Copyright ©The Author(s) 2015. Published by Baishideng Publishing Group Inc. All rights reserved.
World J Virology. May 12, 2015; 4(2): 56-77
Published online May 12, 2015. doi: 10.5501/wjv.v4.i2.56
Impact of antiretroviral therapy on lipid metabolism of human immunodeficiency virus-infected patients: Old and new drugs
Joel da Cunha, Luciana Morganti Ferreira Maselli, Ana Carolina Bassi Stern, Celso Spada, Sérgio Paulo Bydlowski
Joel da Cunha, Luciana Morganti Ferreira Maselli, Ana Carolina Bassi Stern, Sérgio Paulo Bydlowski, Laboratory of Genetics and Molecular Hematology (LIM31), University of São Paulo Medical School (FMUSP), São Paulo SP 05403-000, Brazil
Joel da Cunha, Celso Spada, Clinical Analysis Department, Health Sciences Center, Federal University of Santa Catarina (CCS/UFSC), Florianópolis SC 88040-900, Brazil
Luciana Morganti Ferreira Maselli, Molecular Genetics and Biotechnology Department, Research Division, Pró-Sangue Foundation/Blood Center of São Paulo, São Paulo SP 05403-000, Brazil
Author contributions: All authors had equally contributed to this work.
Conflict-of-interest: The authors state that there are no conflicts of interest regarding the publication of this work.
Open-Access: This article is an open-access article which was selected by an in-house editor and fully peer-reviewed by external reviewers. It is distributed in accordance with the Creative Commons Attribution Non Commercial (CC BY-NC 4.0) license, which permits others to distribute, remix, adapt, build upon this work non-commercially, and license their derivative works on different terms, provided the original work is properly cited and the use is non-commercial. See:
Correspondence to: Sérgio Paulo Bydlowski, MD, PhD, Associate Professor of Hematology, Director, Laboratory of Genetics and Molecular Hematology (LIM-31), University of São Paulo Medical School (FMUSP), Av. Dr. Enéas de Carvalho Aguiar, 155, 1 andar, Sala 43, São Paulo SP 05403-000, Brazil.
Telephone: +55-11-30822398 Fax: +55-11-30822398
Received: October 27, 2014
Peer-review started: October 28, 2014
First decision: November 27, 2014
Revised: February 9, 2015
Accepted: March 5, 2015
Article in press: March 9, 2015
Published online: May 12, 2015

For human immunodeficiency virus (HIV)-infected patients, the 1990s were marked by the introduction of highly active antiretroviral therapy (HAART) representing a new perspective of life for these patients. The use of HAART was shown to effectively suppress the replication of HIV-1 and dramatically reduce mortality and morbidity, which led to a better and longer quality of life for HIV-1-infected patients. Apart from the substantial benefits that result from the use of various HAART regimens, laboratory and clinical experience has shown that HAART can induce severe and considerable adverse effects related to metabolic complications of lipid metabolism, characterized by signs of lipodystrophy, insulin resistance, central adiposity, dyslipidemia, increased risk of cardiovascular disease and even an increased risk of atherosclerosis. New drugs are being studied, new therapeutic strategies are being implemented, and the use of statins, fibrates, and inhibitors of intestinal cholesterol absorption have been effective alternatives. Changes in diet and lifestyle have also shown satisfactory results.
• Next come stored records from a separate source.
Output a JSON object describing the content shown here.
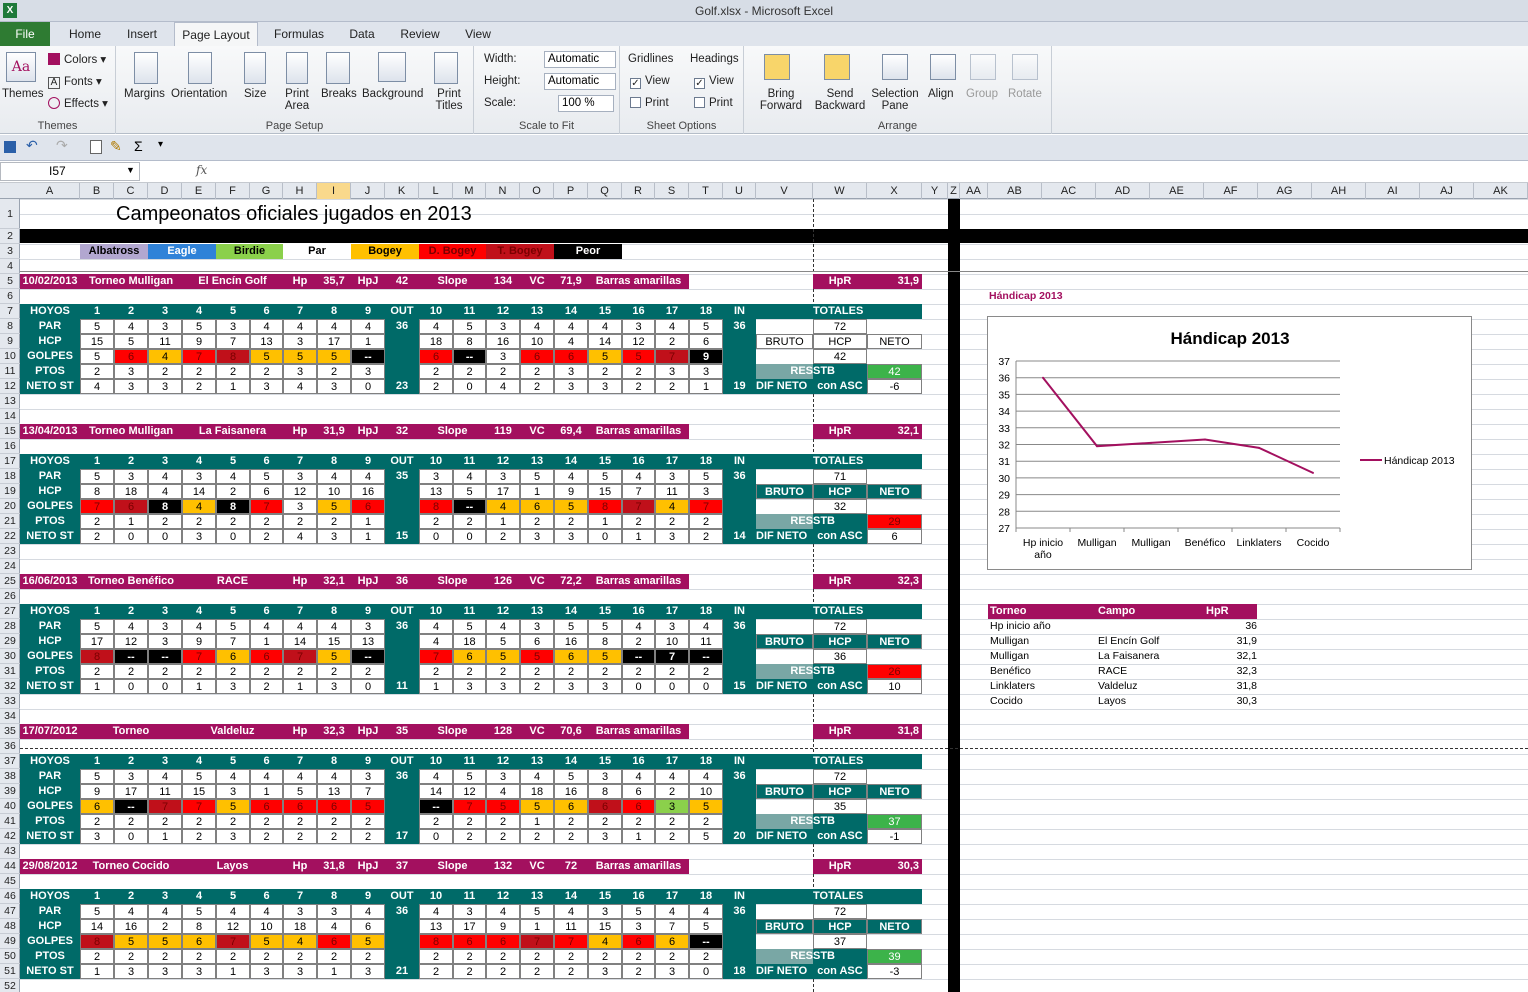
{
  "window": {
    "title": "Golf.xlsx  -  Microsoft Excel",
    "app_icon": "excel-icon"
  },
  "tabs": [
    "File",
    "Home",
    "Insert",
    "Page Layout",
    "Formulas",
    "Data",
    "Review",
    "View"
  ],
  "active_tab": "Page Layout",
  "ribbon": {
    "themes": {
      "label": "Themes",
      "colors": "Colors",
      "fonts": "Fonts",
      "effects": "Effects",
      "group": "Themes"
    },
    "page_setup": {
      "margins": "Margins",
      "orientation": "Orientation",
      "size": "Size",
      "print_area": "Print Area",
      "breaks": "Breaks",
      "background": "Background",
      "print_titles": "Print Titles",
      "group": "Page Setup"
    },
    "scale": {
      "width_label": "Width:",
      "width_value": "Automatic",
      "height_label": "Height:",
      "height_value": "Automatic",
      "scale_label": "Scale:",
      "scale_value": "100 %",
      "group": "Scale to Fit"
    },
    "sheet_options": {
      "gridlines": "Gridlines",
      "headings": "Headings",
      "view": "View",
      "print": "Print",
      "group": "Sheet Options"
    },
    "arrange": {
      "bring_forward": "Bring Forward",
      "send_backward": "Send Backward",
      "selection_pane": "Selection Pane",
      "align": "Align",
      "group_btn": "Group",
      "rotate": "Rotate",
      "group": "Arrange"
    }
  },
  "formula_bar": {
    "name_box": "I57",
    "fx": "fx",
    "formula": ""
  },
  "columns": [
    "A",
    "B",
    "C",
    "D",
    "E",
    "F",
    "G",
    "H",
    "I",
    "J",
    "K",
    "L",
    "M",
    "N",
    "O",
    "P",
    "Q",
    "R",
    "S",
    "T",
    "U",
    "V",
    "W",
    "X",
    "Y",
    "Z",
    "AA",
    "AB",
    "AC",
    "AD",
    "AE",
    "AF",
    "AG",
    "AH",
    "AI",
    "AJ",
    "AK"
  ],
  "selected_column": "I",
  "sheet": {
    "title": "Campeonatos oficiales jugados en 2013",
    "legend": [
      "Albatross",
      "Eagle",
      "Birdie",
      "Par",
      "Bogey",
      "D. Bogey",
      "T. Bogey",
      "Peor"
    ],
    "legend_colors": [
      "#b2a7d0",
      "#2f82d8",
      "#8bd04b",
      "#ffffff",
      "#ffc000",
      "#ff0000",
      "#c0101a",
      "#000000"
    ],
    "holes": [
      "1",
      "2",
      "3",
      "4",
      "5",
      "6",
      "7",
      "8",
      "9",
      "OUT",
      "10",
      "11",
      "12",
      "13",
      "14",
      "15",
      "16",
      "17",
      "18",
      "IN"
    ],
    "labels": {
      "hoyos": "HOYOS",
      "par": "PAR",
      "hcp": "HCP",
      "golpes": "GOLPES",
      "ptos": "PTOS",
      "neto": "NETO ST",
      "totales": "TOTALES",
      "bruto": "BRUTO",
      "hcp2": "HCP",
      "neto2": "NETO",
      "res": "RES",
      "stb": "STB",
      "dif": "DIF NETO",
      "asc": "con ASC",
      "hpr": "HpR",
      "hp": "Hp",
      "hpj": "HpJ",
      "slope": "Slope",
      "vc": "VC"
    },
    "rounds": [
      {
        "date": "10/02/2013",
        "event": "Torneo Mulligan",
        "course": "El Encín Golf",
        "hp": "35,7",
        "hpj": "42",
        "slope": "134",
        "vc": "71,9",
        "tees": "Barras amarillas",
        "hpr": "31,9",
        "par": [
          "5",
          "4",
          "3",
          "5",
          "3",
          "4",
          "4",
          "4",
          "4",
          "36",
          "4",
          "5",
          "3",
          "4",
          "4",
          "4",
          "3",
          "4",
          "5",
          "36"
        ],
        "par_total": "72",
        "hcp": [
          "15",
          "5",
          "11",
          "9",
          "7",
          "13",
          "3",
          "17",
          "1",
          "",
          "18",
          "8",
          "16",
          "10",
          "4",
          "14",
          "12",
          "2",
          "6",
          ""
        ],
        "golpes": [
          "5",
          "6",
          "4",
          "7",
          "8",
          "5",
          "5",
          "5",
          "--",
          "",
          "6",
          "--",
          "3",
          "6",
          "6",
          "5",
          "5",
          "7",
          "9",
          ""
        ],
        "golpes_c": [
          "p",
          "d",
          "b",
          "d",
          "t",
          "b",
          "b",
          "b",
          "k",
          "",
          "d",
          "k",
          "p",
          "d",
          "d",
          "b",
          "d",
          "t",
          "k",
          ""
        ],
        "bruto": "42",
        "ptos": [
          "2",
          "3",
          "2",
          "2",
          "2",
          "2",
          "3",
          "2",
          "3",
          "",
          "2",
          "2",
          "2",
          "2",
          "3",
          "2",
          "2",
          "3",
          "3",
          ""
        ],
        "stb": "42",
        "stb_c": "g",
        "neto": [
          "4",
          "3",
          "3",
          "2",
          "1",
          "3",
          "4",
          "3",
          "0",
          "23",
          "2",
          "0",
          "4",
          "2",
          "3",
          "3",
          "2",
          "2",
          "1",
          "19"
        ],
        "dif": "-6"
      },
      {
        "date": "13/04/2013",
        "event": "Torneo Mulligan",
        "course": "La Faisanera",
        "hp": "31,9",
        "hpj": "32",
        "slope": "119",
        "vc": "69,4",
        "tees": "Barras amarillas",
        "hpr": "32,1",
        "par": [
          "5",
          "3",
          "4",
          "3",
          "4",
          "5",
          "3",
          "4",
          "4",
          "35",
          "3",
          "4",
          "3",
          "5",
          "4",
          "5",
          "4",
          "3",
          "5",
          "36"
        ],
        "par_total": "71",
        "hcp": [
          "8",
          "18",
          "4",
          "14",
          "2",
          "6",
          "12",
          "10",
          "16",
          "",
          "13",
          "5",
          "17",
          "1",
          "9",
          "15",
          "7",
          "11",
          "3",
          ""
        ],
        "golpes": [
          "7",
          "6",
          "8",
          "4",
          "8",
          "7",
          "3",
          "5",
          "6",
          "",
          "8",
          "--",
          "4",
          "6",
          "5",
          "8",
          "7",
          "4",
          "7",
          ""
        ],
        "golpes_c": [
          "d",
          "t",
          "k",
          "b",
          "k",
          "d",
          "p",
          "b",
          "d",
          "",
          "d",
          "k",
          "b",
          "b",
          "b",
          "d",
          "t",
          "b",
          "d",
          ""
        ],
        "bruto": "32",
        "ptos": [
          "2",
          "1",
          "2",
          "2",
          "2",
          "2",
          "2",
          "2",
          "1",
          "",
          "2",
          "2",
          "1",
          "2",
          "2",
          "1",
          "2",
          "2",
          "2",
          ""
        ],
        "stb": "29",
        "stb_c": "r",
        "neto": [
          "2",
          "0",
          "0",
          "3",
          "0",
          "2",
          "4",
          "3",
          "1",
          "15",
          "0",
          "0",
          "2",
          "3",
          "3",
          "0",
          "1",
          "3",
          "2",
          "14"
        ],
        "dif": "6"
      },
      {
        "date": "16/06/2013",
        "event": "Torneo Benéfico",
        "course": "RACE",
        "hp": "32,1",
        "hpj": "36",
        "slope": "126",
        "vc": "72,2",
        "tees": "Barras amarillas",
        "hpr": "32,3",
        "par": [
          "5",
          "4",
          "3",
          "4",
          "5",
          "4",
          "4",
          "4",
          "3",
          "36",
          "4",
          "5",
          "4",
          "3",
          "5",
          "5",
          "4",
          "3",
          "4",
          "36"
        ],
        "par_total": "72",
        "hcp": [
          "17",
          "12",
          "3",
          "9",
          "7",
          "1",
          "14",
          "15",
          "13",
          "",
          "4",
          "18",
          "5",
          "6",
          "16",
          "8",
          "2",
          "10",
          "11",
          ""
        ],
        "golpes": [
          "8",
          "--",
          "--",
          "7",
          "6",
          "6",
          "7",
          "5",
          "--",
          "",
          "7",
          "6",
          "5",
          "5",
          "6",
          "5",
          "--",
          "7",
          "--",
          ""
        ],
        "golpes_c": [
          "t",
          "k",
          "k",
          "d",
          "b",
          "d",
          "t",
          "b",
          "k",
          "",
          "d",
          "b",
          "b",
          "d",
          "b",
          "b",
          "k",
          "k",
          "k",
          ""
        ],
        "bruto": "36",
        "ptos": [
          "2",
          "2",
          "2",
          "2",
          "2",
          "2",
          "2",
          "2",
          "2",
          "",
          "2",
          "2",
          "2",
          "2",
          "2",
          "2",
          "2",
          "2",
          "2",
          ""
        ],
        "stb": "26",
        "stb_c": "r",
        "neto": [
          "1",
          "0",
          "0",
          "1",
          "3",
          "2",
          "1",
          "3",
          "0",
          "11",
          "1",
          "3",
          "3",
          "2",
          "3",
          "3",
          "0",
          "0",
          "0",
          "15"
        ],
        "dif": "10"
      },
      {
        "date": "17/07/2012",
        "event": "Torneo",
        "course": "Valdeluz",
        "hp": "32,3",
        "hpj": "35",
        "slope": "128",
        "vc": "70,6",
        "tees": "Barras amarillas",
        "hpr": "31,8",
        "par": [
          "5",
          "3",
          "4",
          "5",
          "4",
          "4",
          "4",
          "4",
          "3",
          "36",
          "4",
          "5",
          "3",
          "4",
          "5",
          "3",
          "4",
          "4",
          "4",
          "36"
        ],
        "par_total": "72",
        "hcp": [
          "9",
          "17",
          "11",
          "15",
          "3",
          "1",
          "5",
          "13",
          "7",
          "",
          "14",
          "12",
          "4",
          "18",
          "16",
          "8",
          "6",
          "2",
          "10",
          ""
        ],
        "golpes": [
          "6",
          "--",
          "7",
          "7",
          "5",
          "6",
          "6",
          "6",
          "5",
          "",
          "--",
          "7",
          "5",
          "5",
          "6",
          "6",
          "6",
          "3",
          "5",
          ""
        ],
        "golpes_c": [
          "b",
          "k",
          "t",
          "d",
          "b",
          "d",
          "d",
          "d",
          "d",
          "",
          "k",
          "d",
          "d",
          "b",
          "b",
          "t",
          "d",
          "g",
          "b",
          ""
        ],
        "bruto": "35",
        "ptos": [
          "2",
          "2",
          "2",
          "2",
          "2",
          "2",
          "2",
          "2",
          "2",
          "",
          "2",
          "2",
          "2",
          "1",
          "2",
          "2",
          "2",
          "2",
          "2",
          ""
        ],
        "stb": "37",
        "stb_c": "g",
        "neto": [
          "3",
          "0",
          "1",
          "2",
          "3",
          "2",
          "2",
          "2",
          "2",
          "17",
          "0",
          "2",
          "2",
          "2",
          "2",
          "3",
          "1",
          "2",
          "5",
          "20"
        ],
        "dif": "-1"
      },
      {
        "date": "29/08/2012",
        "event": "Torneo Cocido",
        "course": "Layos",
        "hp": "31,8",
        "hpj": "37",
        "slope": "132",
        "vc": "72",
        "tees": "Barras amarillas",
        "hpr": "30,3",
        "par": [
          "5",
          "4",
          "4",
          "5",
          "4",
          "4",
          "3",
          "3",
          "4",
          "36",
          "4",
          "3",
          "4",
          "5",
          "4",
          "3",
          "5",
          "4",
          "4",
          "36"
        ],
        "par_total": "72",
        "hcp": [
          "14",
          "16",
          "2",
          "8",
          "12",
          "10",
          "18",
          "4",
          "6",
          "",
          "13",
          "17",
          "9",
          "1",
          "11",
          "15",
          "3",
          "7",
          "5",
          ""
        ],
        "golpes": [
          "8",
          "5",
          "5",
          "6",
          "7",
          "5",
          "4",
          "6",
          "5",
          "",
          "8",
          "6",
          "6",
          "7",
          "7",
          "4",
          "6",
          "6",
          "--",
          ""
        ],
        "golpes_c": [
          "t",
          "b",
          "b",
          "b",
          "t",
          "b",
          "b",
          "d",
          "b",
          "",
          "d",
          "d",
          "d",
          "t",
          "d",
          "b",
          "d",
          "b",
          "k",
          ""
        ],
        "bruto": "37",
        "ptos": [
          "2",
          "2",
          "2",
          "2",
          "2",
          "2",
          "2",
          "2",
          "2",
          "",
          "2",
          "2",
          "2",
          "2",
          "2",
          "2",
          "2",
          "2",
          "2",
          ""
        ],
        "stb": "39",
        "stb_c": "g",
        "neto": [
          "1",
          "3",
          "3",
          "3",
          "1",
          "3",
          "3",
          "1",
          "3",
          "21",
          "2",
          "2",
          "2",
          "2",
          "2",
          "3",
          "2",
          "3",
          "0",
          "18"
        ],
        "dif": "-3"
      }
    ],
    "handicap_label": "Hándicap 2013",
    "table": {
      "headers": [
        "Torneo",
        "Campo",
        "HpR"
      ],
      "rows": [
        [
          "Hp inicio año",
          "",
          "36"
        ],
        [
          "Mulligan",
          "El Encín Golf",
          "31,9"
        ],
        [
          "Mulligan",
          "La Faisanera",
          "32,1"
        ],
        [
          "Benéfico",
          "RACE",
          "32,3"
        ],
        [
          "Linklaters",
          "Valdeluz",
          "31,8"
        ],
        [
          "Cocido",
          "Layos",
          "30,3"
        ]
      ]
    }
  },
  "chart_data": {
    "type": "line",
    "title": "Hándicap  2013",
    "categories": [
      "Hp inicio año",
      "Mulligan",
      "Mulligan",
      "Benéfico",
      "Linklaters",
      "Cocido"
    ],
    "series": [
      {
        "name": "Hándicap 2013",
        "values": [
          36,
          31.9,
          32.1,
          32.3,
          31.8,
          30.3
        ],
        "color": "#a3105f"
      }
    ],
    "ylim": [
      27,
      37
    ],
    "yticks": [
      "27",
      "28",
      "29",
      "30",
      "31",
      "32",
      "33",
      "34",
      "35",
      "36",
      "37"
    ],
    "legend": "right",
    "grid": true
  }
}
Keywords: Human immunodeficiency virus-1 infection, Highly active antiretroviral therapy, Protease inhibitors, Dyslipidemia, Atherosclerosis, Lipodystrophy, Statins, Fibrates, Diet, Lifestyle

Core tip: Antiretroviral therapy inhibits human immunodeficiency virus (HIV)-1 replication, reduces mortality and increases survival. On the other hand, HIV-1 infection and antiretroviral therapy affect lipid metabolism. In fact, lipodystrophy is a well-documented side effect of highly active antiretroviral therapy (HAART). Switching to a less metabolically active drug improve HAART-associated dyslipidemia. Other therapies may include statins, fibrates, inhibitors cholesterol absorption, fish oils, niacin. Moreover, changes in diet and lifestyle are needed to revert the dyslipidemia.